Я бывал в пилотской кабине «Ту-154». И на земле и в полете. Скорее всего, служба аэропорта была права: эта старая машина вряд ли в состоянии бежать вслепую без рысканья даже несколько секунд.
Когда самолет был задраен перед взлетом, пассажиры умирали от духоты, поскольку не работала вентиляция. Меня взволновало другое: обдув кресел идет из того же источника, что и общий наддув воздуха внутрь салона. Последний же обеспечивает герметизацию салона и нужный уровень «высоты в кабине» – то есть давления внутри самолета, отличающегося от забортного разреженного воздуха. Сейчас мы шли прямо на взлет вообще без всякого наддува. Я испугался за жену: пониженное давление вызвало бы страшную боль в ушах.
Самолет уже рулил к полосе. Воздуховоды молчали. Поймав пробегавшую стюардессу,
Через пару минут пошел долгожданный воздух. Вероятнее всего, измочаленный многочасовым ожиданием бортинженер просто забыл включить наддув, а перед рулением вовсе не посмотрел на контрольный прибор…
Это – тоже Россия.
Весь полет я тихо вспоминал, поднимаясь по трапу, видел огромную вмятину, почти трещину, в усиленной обшивке носка центроплана крыла… Как мы долетели?
Как мы летаем? Не знаю…
Самолет был башкирский. Принадлежащий местной авиакомпании.
А в Уфе взорам представилось вообще нечто ужасающее. Паноптикум гальванизированных трупов башкирской авиатехники. Рухлядь, которой может найтись место лишь в музее авиации.
«Ан-2», «Ан-24», «Ту-134», «Як-40». Все до одного с пустыми, зияющими на просвет мотогондолами. Двигатели давно отходили ресурс, задымили и застучали, перестали запускаться или тянуть на взлете – их сняли для очередной попытки оживления. А планеры пока стоят. Заваренные, заклепанные, подкрепленные многочисленными накладками, скрипящие при взлете и на гребнях турбулентности, эти самолеты, – летать на которых все равно что играть в русскую рулетку – еще будут здесь эксплуатироваться. До очередной, совсем уж из ряда вон выходящей аварии.

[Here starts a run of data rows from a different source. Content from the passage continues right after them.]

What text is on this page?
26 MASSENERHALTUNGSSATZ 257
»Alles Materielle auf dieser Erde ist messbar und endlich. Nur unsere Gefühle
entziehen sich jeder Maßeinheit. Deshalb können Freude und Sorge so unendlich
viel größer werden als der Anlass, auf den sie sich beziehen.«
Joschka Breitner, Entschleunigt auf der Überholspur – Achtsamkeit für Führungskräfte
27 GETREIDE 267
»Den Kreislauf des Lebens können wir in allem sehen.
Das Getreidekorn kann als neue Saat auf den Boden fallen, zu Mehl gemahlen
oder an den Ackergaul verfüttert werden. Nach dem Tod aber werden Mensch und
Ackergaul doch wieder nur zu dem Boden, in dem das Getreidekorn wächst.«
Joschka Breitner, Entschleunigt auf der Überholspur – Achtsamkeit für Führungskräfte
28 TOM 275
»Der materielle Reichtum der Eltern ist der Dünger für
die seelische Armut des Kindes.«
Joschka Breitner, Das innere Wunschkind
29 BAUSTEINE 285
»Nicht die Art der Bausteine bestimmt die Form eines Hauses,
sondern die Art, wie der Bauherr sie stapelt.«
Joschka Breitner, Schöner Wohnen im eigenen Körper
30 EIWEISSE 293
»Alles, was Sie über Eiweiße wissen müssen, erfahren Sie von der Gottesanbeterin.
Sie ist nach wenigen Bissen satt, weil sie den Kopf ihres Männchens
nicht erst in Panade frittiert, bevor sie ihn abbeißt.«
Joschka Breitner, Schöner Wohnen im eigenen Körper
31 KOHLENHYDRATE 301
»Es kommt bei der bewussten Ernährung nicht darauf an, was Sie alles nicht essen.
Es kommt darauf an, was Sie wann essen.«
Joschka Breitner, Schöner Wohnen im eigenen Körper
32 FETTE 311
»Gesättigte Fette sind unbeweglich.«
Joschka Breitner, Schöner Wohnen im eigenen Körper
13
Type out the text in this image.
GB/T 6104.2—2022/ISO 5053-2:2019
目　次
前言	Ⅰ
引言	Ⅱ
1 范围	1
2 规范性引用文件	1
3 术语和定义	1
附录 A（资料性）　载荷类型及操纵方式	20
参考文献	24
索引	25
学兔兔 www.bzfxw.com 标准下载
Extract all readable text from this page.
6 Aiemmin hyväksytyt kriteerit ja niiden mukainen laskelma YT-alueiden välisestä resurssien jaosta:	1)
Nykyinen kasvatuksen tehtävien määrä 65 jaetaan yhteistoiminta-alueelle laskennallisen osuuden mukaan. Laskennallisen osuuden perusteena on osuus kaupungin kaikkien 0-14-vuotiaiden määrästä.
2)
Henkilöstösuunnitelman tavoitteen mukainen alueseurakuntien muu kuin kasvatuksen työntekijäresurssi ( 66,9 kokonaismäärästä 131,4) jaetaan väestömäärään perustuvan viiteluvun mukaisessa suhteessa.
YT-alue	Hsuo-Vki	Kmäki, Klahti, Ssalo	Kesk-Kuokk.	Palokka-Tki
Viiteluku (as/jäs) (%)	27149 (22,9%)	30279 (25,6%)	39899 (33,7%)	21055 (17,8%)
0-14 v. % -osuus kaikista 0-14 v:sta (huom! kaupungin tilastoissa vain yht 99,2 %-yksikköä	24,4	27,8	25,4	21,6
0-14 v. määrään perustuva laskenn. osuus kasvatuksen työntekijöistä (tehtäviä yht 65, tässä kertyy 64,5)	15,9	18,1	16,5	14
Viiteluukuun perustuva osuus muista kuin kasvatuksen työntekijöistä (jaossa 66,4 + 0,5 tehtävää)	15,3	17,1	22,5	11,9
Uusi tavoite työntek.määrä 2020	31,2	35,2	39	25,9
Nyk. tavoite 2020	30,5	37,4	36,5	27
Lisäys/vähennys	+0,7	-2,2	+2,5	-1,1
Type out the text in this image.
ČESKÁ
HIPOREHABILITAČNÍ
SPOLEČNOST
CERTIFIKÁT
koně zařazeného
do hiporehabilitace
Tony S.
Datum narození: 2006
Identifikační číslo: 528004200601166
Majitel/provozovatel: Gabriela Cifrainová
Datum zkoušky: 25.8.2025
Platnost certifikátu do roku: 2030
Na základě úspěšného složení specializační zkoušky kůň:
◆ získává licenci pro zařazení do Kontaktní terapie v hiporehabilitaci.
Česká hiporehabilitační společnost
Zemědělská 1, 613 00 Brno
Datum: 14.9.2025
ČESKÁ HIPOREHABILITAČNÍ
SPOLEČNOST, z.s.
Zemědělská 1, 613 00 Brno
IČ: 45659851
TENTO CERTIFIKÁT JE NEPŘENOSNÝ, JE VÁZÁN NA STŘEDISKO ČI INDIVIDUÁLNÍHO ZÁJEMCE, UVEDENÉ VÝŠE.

Впрочем, быть может, я не прав. И этот авиационный хлам действительно был подготовлен для отправки в металлолом. Но удручающее зрелище до сих пор стоит перед глазами.
Зато около здания старого аэропорта я увидел новое, в турецком стиле. Построенное так, что на эту сумму (ну если еще немного отщипнуть от потраченного на бесконечные курултайные пляски) можно было бы, наверное, купить пару современных безопасных лайнеров типа «Ту-204».
Или даже один подержанный «Аэробус».
Башкортостан
Оказаться в Башкирии после Москвы было равноценно тому, чтоб из вокзального туалета попасть в туалет деревенский.
Больше мне сказать нечего.
«Нас с тобой не застигнет пистолет-автомат».
Источив порцию привычного яда, особенно хорошо вырабатывающегося во мне, стоит лишь окунуться в обычную среду обитания, подбираюсь к описанию самого путешествия.
Я не отдыхал ровно четыре года. Но хорошо помню, какая тяжелая депрессия подступает всегда на исходе любого отпуска перед возвращением к прежней жизни.
Сейчас же, умудренный, я наконец понял.
Жизнь – это пожизненное заключение.
А отпуск – побег на волю. Разумеется, заранее обреченный на неудачу. Но побег за глотком свободы.
Всякий раз в конце отпуска меня охватывает предчувствие конца. Где-то уже слышится собачий лай. И конвоиры вот-вот завернут руки за спину и для верности защелкнут наручниками, и обратно за колючую проволоку. А потом мне набавят срок за побег. Хотя куда набавлять пожизненный?…
И я смиряюсь. Но знаю точно: придет новое время – когда тундра оденет свой зеленый наряд… И я снова отправлюсь в отчаянный побег. Априорно неудачный, но составляющий единственную радость жизни.